# F111 crash landing!



## Wildcat (Jul 18, 2006)

The F111 of the RAAF have been grounded after this incident today. Check out the video!Yahoo!7 News


----------



## syscom3 (Jul 18, 2006)

Great video.

Glad to see the crew get out with no harm.


----------



## evangilder (Jul 18, 2006)

Amazing! For what it was, that was a damn fine landing. My hat goes off to the crew.


----------



## Wildcat (Jul 18, 2006)

Yeah not bad for a 22 year old rookie.


----------



## Tiger (Jul 19, 2006)

Good old tailhook landing, I've seen a couple of Tornados do that before. Well done to the pilots.


----------



## johnbr (Jul 19, 2006)

Yes great job of flying.


----------



## pbfoot (Jul 19, 2006)

bet you that arrestor cable was worked over thats a big airplane yanking on that cable


----------



## R988 (Jul 20, 2006)

Is it the first time anyone has belly landed an F-111?

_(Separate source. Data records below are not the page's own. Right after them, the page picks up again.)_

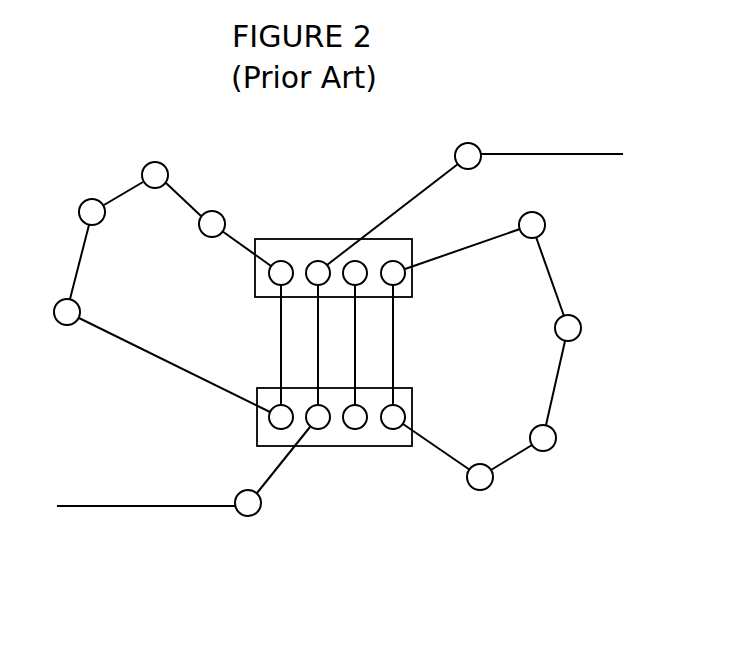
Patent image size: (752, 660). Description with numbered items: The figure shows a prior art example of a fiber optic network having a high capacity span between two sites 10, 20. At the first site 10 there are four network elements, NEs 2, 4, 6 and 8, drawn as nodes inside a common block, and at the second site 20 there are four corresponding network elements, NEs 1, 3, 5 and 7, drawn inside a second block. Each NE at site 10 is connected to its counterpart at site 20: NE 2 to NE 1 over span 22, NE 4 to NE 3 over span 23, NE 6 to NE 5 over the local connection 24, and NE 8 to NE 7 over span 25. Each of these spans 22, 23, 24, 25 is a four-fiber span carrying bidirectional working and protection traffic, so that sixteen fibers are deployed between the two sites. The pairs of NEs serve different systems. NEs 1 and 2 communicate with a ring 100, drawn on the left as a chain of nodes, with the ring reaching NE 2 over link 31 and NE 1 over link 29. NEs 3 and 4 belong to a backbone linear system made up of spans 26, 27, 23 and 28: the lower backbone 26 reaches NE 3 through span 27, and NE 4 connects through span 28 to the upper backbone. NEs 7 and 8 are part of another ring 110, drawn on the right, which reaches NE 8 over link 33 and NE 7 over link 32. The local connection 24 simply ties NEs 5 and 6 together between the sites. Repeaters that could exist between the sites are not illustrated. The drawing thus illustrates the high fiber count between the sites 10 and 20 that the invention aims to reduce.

The network element 1 is at (268, 426).
The network element 2 is at (270, 278).
The network element 3 is at (310, 407).
The network element 4 is at (313, 262).
The network element 5 is at (363, 425).
The network element 6 is at (352, 290).
The network element 7 is at (399, 409).
The network element 8 is at (400, 287).
The site 10 is at (296, 240).
The site 20 is at (342, 447).
The span 22 is at (277, 393).
The span 23 is at (318, 357).
The local connection 24 is at (360, 368).
The span 25 is at (396, 368).
The span 26 is at (183, 507).
The span 27 is at (290, 455).
The span 28 is at (403, 202).
The link from network 100 to node 1 29 is at (148, 358).
The link from network 100 to node 2 31 is at (244, 246).
The link from node 7 to network 110 32 is at (432, 448).
The link from node 8 to network 110 33 is at (488, 240).
The ring 100 is at (166, 283).
The ring 110 is at (526, 333).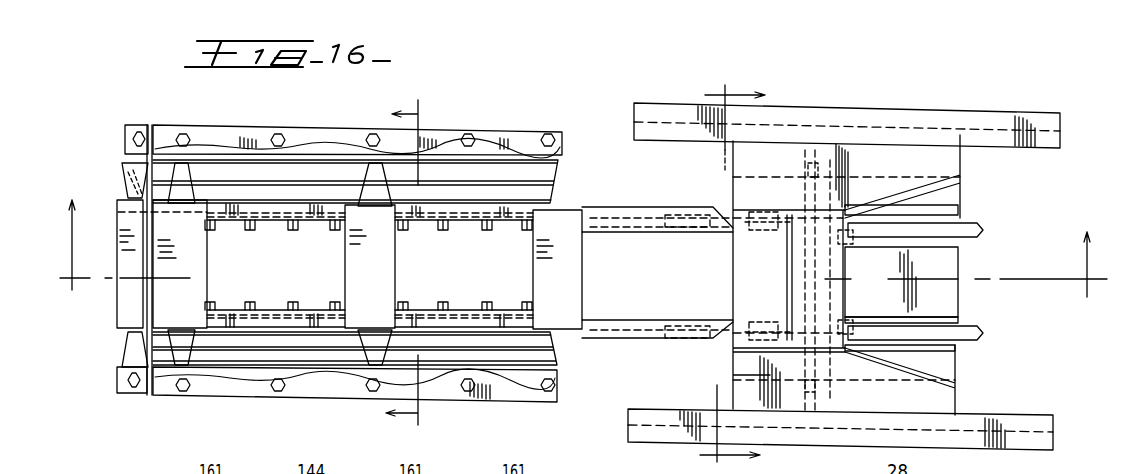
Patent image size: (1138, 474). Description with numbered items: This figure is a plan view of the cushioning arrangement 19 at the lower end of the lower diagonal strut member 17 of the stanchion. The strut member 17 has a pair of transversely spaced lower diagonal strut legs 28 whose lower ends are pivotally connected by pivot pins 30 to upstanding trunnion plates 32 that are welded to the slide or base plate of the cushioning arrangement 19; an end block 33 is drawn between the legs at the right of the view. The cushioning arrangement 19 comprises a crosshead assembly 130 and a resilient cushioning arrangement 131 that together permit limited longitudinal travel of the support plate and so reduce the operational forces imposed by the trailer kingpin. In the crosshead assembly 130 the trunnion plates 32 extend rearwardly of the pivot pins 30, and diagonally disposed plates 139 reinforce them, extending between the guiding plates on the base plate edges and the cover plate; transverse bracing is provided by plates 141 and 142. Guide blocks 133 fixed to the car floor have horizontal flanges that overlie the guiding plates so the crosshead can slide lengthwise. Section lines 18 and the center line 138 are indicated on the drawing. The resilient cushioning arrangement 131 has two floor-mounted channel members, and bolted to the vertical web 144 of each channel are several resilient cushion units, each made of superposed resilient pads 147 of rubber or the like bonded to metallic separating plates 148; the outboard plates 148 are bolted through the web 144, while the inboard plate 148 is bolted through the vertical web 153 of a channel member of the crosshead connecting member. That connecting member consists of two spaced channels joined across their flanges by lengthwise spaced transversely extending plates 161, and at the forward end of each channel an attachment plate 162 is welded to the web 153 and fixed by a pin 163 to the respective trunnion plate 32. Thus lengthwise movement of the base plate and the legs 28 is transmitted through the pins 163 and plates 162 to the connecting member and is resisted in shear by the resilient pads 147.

The lower diagonal strut member 17 is at (577, 255).
The section line 18- 18 is at (726, 274).
The cushioning arrangement 19 is at (966, 82).
The lower diagonal strut legs 28 is at (980, 235).
The pivot pins 30 is at (848, 245).
The trunnion plates 32 is at (955, 215).
The end block 33 is at (958, 268).
The crosshead assembly 130 is at (892, 112).
The resilient cushioning arrangement 131 is at (298, 126).
The guide blocks 133 is at (1037, 122).
The center line 138 is at (966, 278).
The diagonally disposed plates 139 is at (737, 189).
The transverse bracing plate 141 is at (810, 165).
The transverse bracing plate 142 is at (820, 276).
The vertical web 144 is at (120, 152).
The resilient pads 147 is at (544, 210).
The metallic separating plates 148 is at (136, 197).
The vertical web 153 is at (275, 222).
The transversely extending plates 161 is at (195, 278).
The attachment plate 162 is at (698, 231).
The pin 163 is at (761, 212).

Apparently the first time the RAAF has anyway.


----------



## Wildcat (Jul 21, 2006)

Hear are some great pics of the event
source unknown.


----------



## Gnomey (Jul 21, 2006)

Those are good pics Wildcat! A good belly landing there...


----------



## pbfoot (Jul 21, 2006)

an approach end engagement I didn't realize the RAAF was still flying the Caribou a great aircraft


----------